Dans cette disposition fermée sont tous ceux, tant perspicaces et intelligents soient-ils, qui sont des gens à systèmes et à formules, des sectaires envahis par l’esprit de parti et les préventions. Ils n’ont rien à apprendre, ils savent. Ils ne cherchent pas la vérité, ils la possèdent. Ils en sont les détenteurs patentés, l’offrent, l’exportent ; mais ils n’importent plus. Eux seuls sont les vrais, les purs, les croyants, les intelligents. Aussi rien, désormais, ne peut plus entrer dans de semblables esprits. Imperfectibles, incorrigibles, incapables de s’amender et de réparer leurs tares, ils périssent, armés de la triple cuirasse de leur suffisance. Tous les mandarinats scientifiques, tous les dogmatismes religieux et philosophiques en sont là. Ils font le désespoir de quiconque travaille à établir quelque chose de bien, en dehors de tout ce qui est officiellement reconnu. Tout pionnier de l’avenir les trouve sur son chemin. Et le pessimisme n’est pas exagéré, qui s’exprime dans cette comparaison d’une rigueur presque choquante : « Les publicains et les femmes de mauvaise vie entreront au royaume avant vous. »

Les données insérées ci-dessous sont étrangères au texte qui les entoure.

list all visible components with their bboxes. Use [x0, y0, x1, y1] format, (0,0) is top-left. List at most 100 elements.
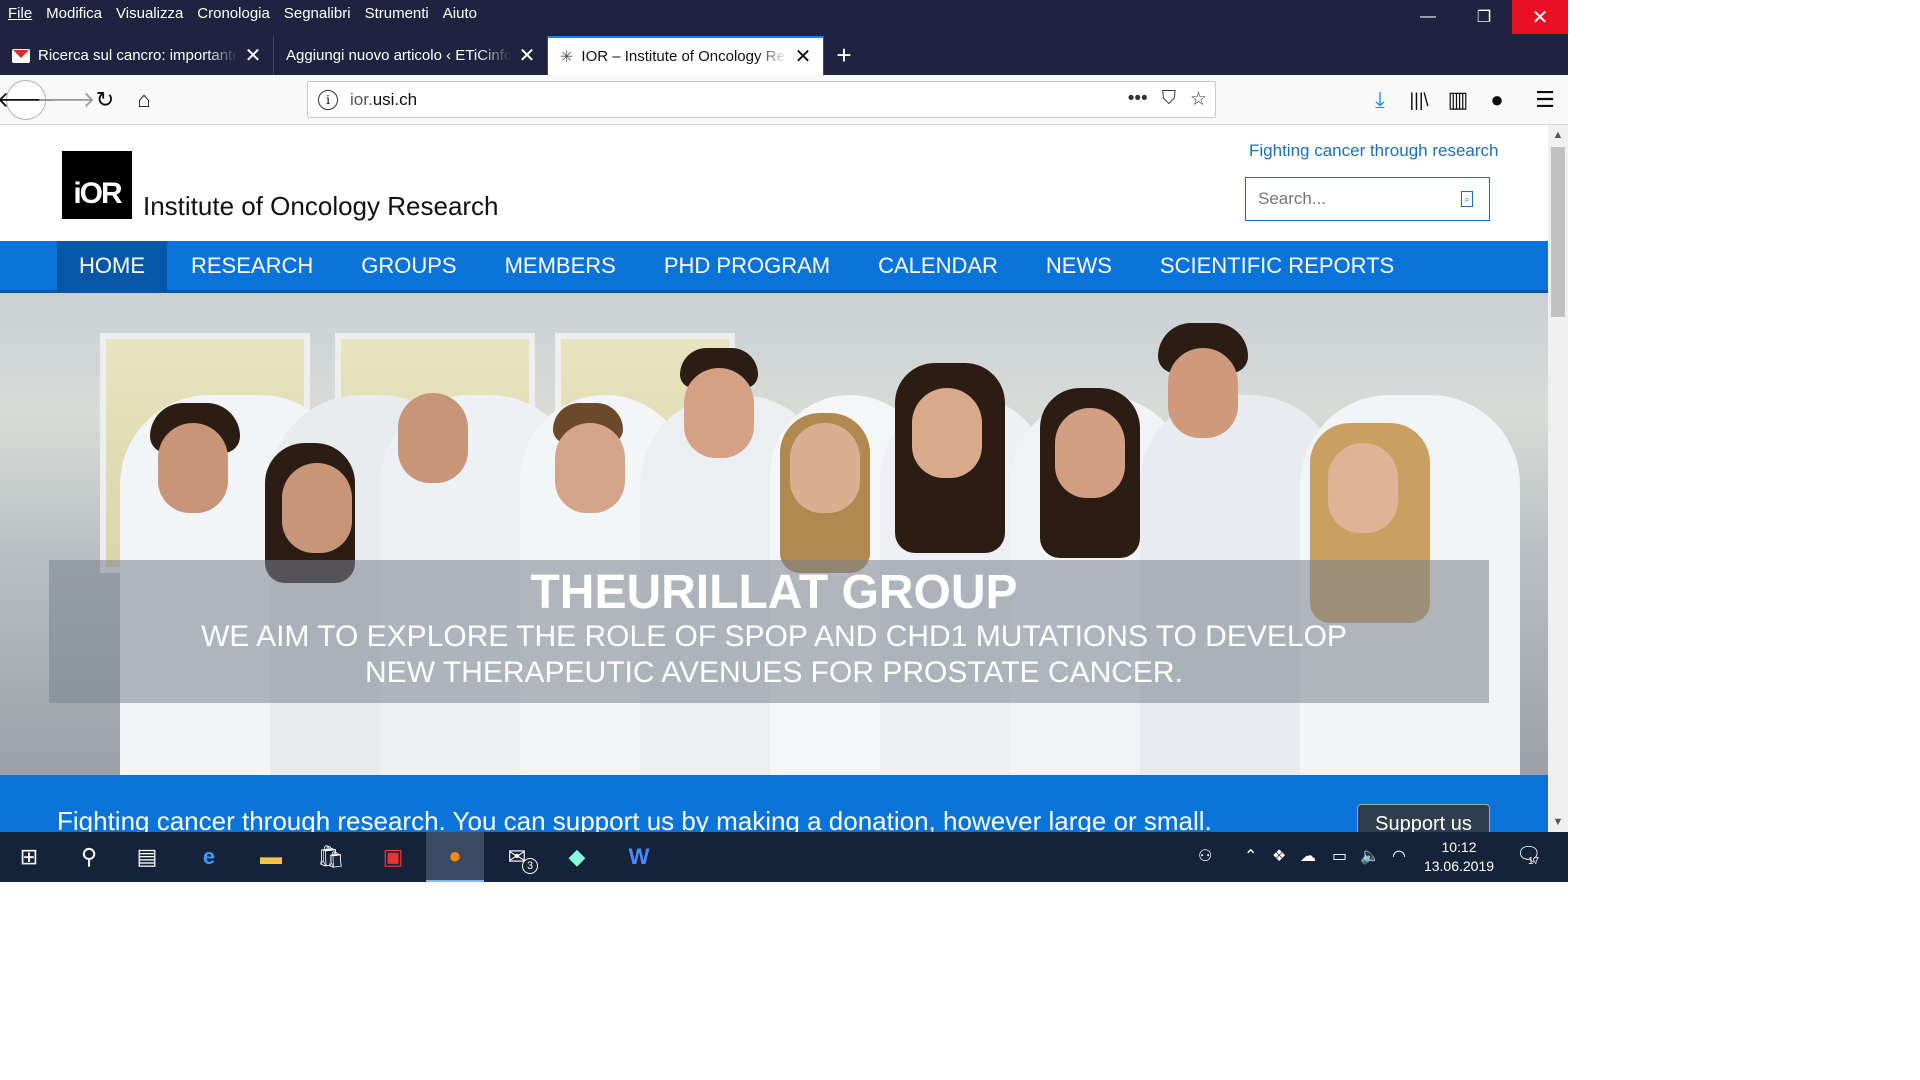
- hero-subtitle: WE AIM TO EXPLORE THE ROLE OF SPOP AND C…: [201, 620, 1347, 689]
- downloads-icon[interactable]: ⤓: [1362, 82, 1398, 118]
- face: [1168, 348, 1238, 438]
- windows-start-icon[interactable]: ⊞: [0, 832, 58, 882]
- chevron-up-icon[interactable]: ⌃: [1244, 846, 1257, 866]
- ior-logo[interactable]: iOR: [62, 151, 132, 219]
- scrollbar-thumb[interactable]: [1551, 147, 1565, 317]
- menu-file[interactable]: File: [0, 5, 39, 22]
- hero-banner[interactable]: THEURILLAT GROUP WE AIM TO EXPLORE THE R…: [0, 293, 1548, 775]
- hero-title[interactable]: THEURILLAT GROUP: [0, 565, 1548, 620]
- face: [1055, 408, 1125, 498]
- search-input[interactable]: [1258, 189, 1448, 209]
- nav-news[interactable]: NEWS: [1022, 241, 1136, 290]
- face: [790, 423, 860, 513]
- tab-eticinfo[interactable]: Aggiungi nuovo articolo ‹ ETiCinfor ✕: [274, 36, 548, 75]
- tab-gmail[interactable]: Ricerca sul cancro: importante i ✕: [0, 36, 274, 75]
- reload-button[interactable]: ↻: [87, 82, 123, 118]
- tab-title: IOR – Institute of Oncology Res: [581, 48, 787, 65]
- notifications-icon[interactable]: 🗨 17: [1516, 842, 1541, 867]
- search-icon[interactable]: ⌕: [1461, 191, 1473, 207]
- menu-cronologia[interactable]: Cronologia: [190, 5, 277, 22]
- main-navigation: HOME RESEARCH GROUPS MEMBERS PHD PROGRAM…: [0, 241, 1548, 293]
- nav-home[interactable]: HOME: [57, 241, 167, 290]
- browser-titlebar: File Modifica Visualizza Cronologia Segn…: [0, 0, 1568, 75]
- tab-ior[interactable]: ✳ IOR – Institute of Oncology Res ✕: [548, 36, 824, 75]
- nav-calendar[interactable]: CALENDAR: [854, 241, 1022, 290]
- wifi-icon[interactable]: ◠: [1392, 846, 1406, 866]
- firefox-icon[interactable]: ●: [426, 832, 484, 882]
- site-title[interactable]: Institute of Oncology Research: [143, 191, 499, 222]
- face: [398, 393, 468, 483]
- bookmark-star-icon[interactable]: ☆: [1190, 88, 1207, 111]
- tab-title: Ricerca sul cancro: importante i: [38, 47, 237, 64]
- support-us-button[interactable]: Support us: [1357, 804, 1490, 832]
- forward-button[interactable]: 🡒: [37, 82, 96, 118]
- close-tab-icon[interactable]: ✕: [517, 43, 537, 68]
- task-view-icon[interactable]: ▤: [118, 832, 176, 882]
- face: [912, 388, 982, 478]
- clock-time: 10:12: [1441, 839, 1477, 855]
- notification-count: 17: [1528, 856, 1540, 867]
- ior-favicon-icon: ✳: [560, 48, 574, 66]
- face: [1328, 443, 1398, 533]
- page-scrollbar[interactable]: ▲ ▼: [1548, 125, 1568, 832]
- word-icon[interactable]: W: [610, 832, 668, 882]
- people-icon[interactable]: ⚇: [1198, 846, 1212, 866]
- search-icon[interactable]: ⚲: [60, 832, 118, 882]
- edge-icon[interactable]: e: [180, 832, 238, 882]
- store-icon[interactable]: 🛍: [302, 832, 360, 882]
- site-search[interactable]: ⌕: [1245, 177, 1490, 221]
- url-bar[interactable]: i ior.usi.ch ••• ⛉ ☆: [307, 81, 1216, 118]
- nav-groups[interactable]: GROUPS: [337, 241, 480, 290]
- menu-modifica[interactable]: Modifica: [39, 5, 109, 22]
- clock-date: 13.06.2019: [1423, 858, 1495, 874]
- scroll-down-icon[interactable]: ▼: [1548, 816, 1568, 828]
- scroll-up-icon[interactable]: ▲: [1548, 129, 1568, 141]
- gift-app-icon[interactable]: ▣: [364, 832, 422, 882]
- mail-badge: 3: [522, 858, 538, 874]
- library-icon[interactable]: |||\: [1401, 82, 1437, 118]
- url-text[interactable]: ior.usi.ch: [350, 90, 417, 110]
- sidebar-icon[interactable]: ▥: [1440, 82, 1476, 118]
- menu-bar: File Modifica Visualizza Cronologia Segn…: [0, 0, 484, 26]
- pocket-icon[interactable]: ⛉: [1162, 88, 1176, 111]
- menu-strumenti[interactable]: Strumenti: [358, 5, 436, 22]
- tab-title: Aggiungi nuovo articolo ‹ ETiCinfor: [286, 47, 511, 64]
- donation-text: Fighting cancer through research. You ca…: [57, 806, 1212, 832]
- menu-aiuto[interactable]: Aiuto: [436, 5, 484, 22]
- nav-scientific-reports[interactable]: SCIENTIFIC REPORTS: [1136, 241, 1418, 290]
- close-tab-icon[interactable]: ✕: [793, 44, 813, 69]
- menu-visualizza[interactable]: Visualizza: [109, 5, 190, 22]
- new-tab-button[interactable]: +: [824, 36, 864, 75]
- close-window-button[interactable]: ✕: [1512, 0, 1568, 34]
- nav-members[interactable]: MEMBERS: [481, 241, 640, 290]
- system-clock[interactable]: 10:12 13.06.2019: [1418, 838, 1500, 876]
- page-actions-icon[interactable]: •••: [1128, 88, 1148, 111]
- header-tagline: Fighting cancer through research: [1249, 141, 1499, 160]
- account-icon[interactable]: ●: [1479, 82, 1515, 118]
- battery-icon[interactable]: ▭: [1332, 846, 1347, 866]
- menu-segnalibri[interactable]: Segnalibri: [277, 5, 358, 22]
- face: [158, 423, 228, 513]
- windows-taskbar: ⊞ ⚲ ▤ e ▬ 🛍 ▣ ● ✉ 3 ◆ W ⚇ ⌃ ❖ ☁ ▭ 🔈 ◠ 10:…: [0, 832, 1568, 882]
- restore-button[interactable]: ❐: [1456, 0, 1512, 34]
- nav-phd-program[interactable]: PHD PROGRAM: [640, 241, 854, 290]
- face: [684, 368, 754, 458]
- notes-app-icon[interactable]: ◆: [548, 832, 606, 882]
- navigation-toolbar: 🡐 🡒 ↻ ⌂ i ior.usi.ch ••• ⛉ ☆ ⤓ |||\ ▥ ● …: [0, 75, 1568, 125]
- file-explorer-icon[interactable]: ▬: [242, 832, 300, 882]
- volume-icon[interactable]: 🔈: [1360, 846, 1380, 866]
- site-info-icon[interactable]: i: [318, 89, 338, 110]
- minimize-button[interactable]: —: [1400, 0, 1456, 34]
- hamburger-menu-icon[interactable]: ☰: [1527, 82, 1563, 118]
- dropbox-icon[interactable]: ❖: [1272, 846, 1286, 866]
- mail-icon[interactable]: ✉ 3: [488, 832, 546, 882]
- home-button[interactable]: ⌂: [126, 82, 162, 118]
- gmail-icon: [12, 48, 30, 63]
- donation-banner: Fighting cancer through research. You ca…: [0, 775, 1548, 832]
- web-page: iOR Institute of Oncology Research Fight…: [0, 125, 1548, 832]
- tab-strip: Ricerca sul cancro: importante i ✕ Aggiu…: [0, 36, 864, 75]
- nav-research[interactable]: RESEARCH: [167, 241, 337, 290]
- onedrive-icon[interactable]: ☁: [1300, 846, 1316, 866]
- face: [555, 423, 625, 513]
- close-tab-icon[interactable]: ✕: [243, 43, 263, 68]
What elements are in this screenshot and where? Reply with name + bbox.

Les promoteurs d’idées scientifiques nouvelles n’ont-ils pas fait, pour leur part, et au milieu de combien d’amertumes, l’expérience que les esprits encore incultes étaient plus accessibles aux vérités neuves que ceux occupés, encombrés, saturés par des conceptions trop arrêtées.

Il faut s’examiner soi-même avec soin et tous les jours, pour échapper à ce danger. C’est le danger de mourir misérable, parce qu’on se croit trop riche. — Mais voici bien autre chose :

J’estime que rien n’est plus essentiel au développement moral et à l’équilibre humain que de s’en rendre compte. Caché aux intelligents, révélé aux enfants.

Nous possédons par instinct, par grâce, par droit de naissance, d’emblée et quelquefois sans nous en douter, d’immenses richesses que l’excès de réflexion et d’analyse, la rage de disséquer et de rationner nous fait perdre. Méconnaître cela, l’oublier, est un des plus grands malheurs de la vie.

— Ce malheur, je l’ai senti par moments s’approcher de mon âme. Je crains que ce ne soit un mal de ce temps plus encore que des précédents.

L’Ami. — La première condition de succès dans la lutte est la connaissance de l’ennemi. Un homme prévenu en vaut deux. La peine que nous prenons d’apprendre est une peine méritoire et juste. L’enfant est animé d’une heureuse curiosité qu’il faut tenir éveillée. Bien conduite, elle devient chez l’homme la soif de savoir, mère de toutes les conquêtes de l’intelligence.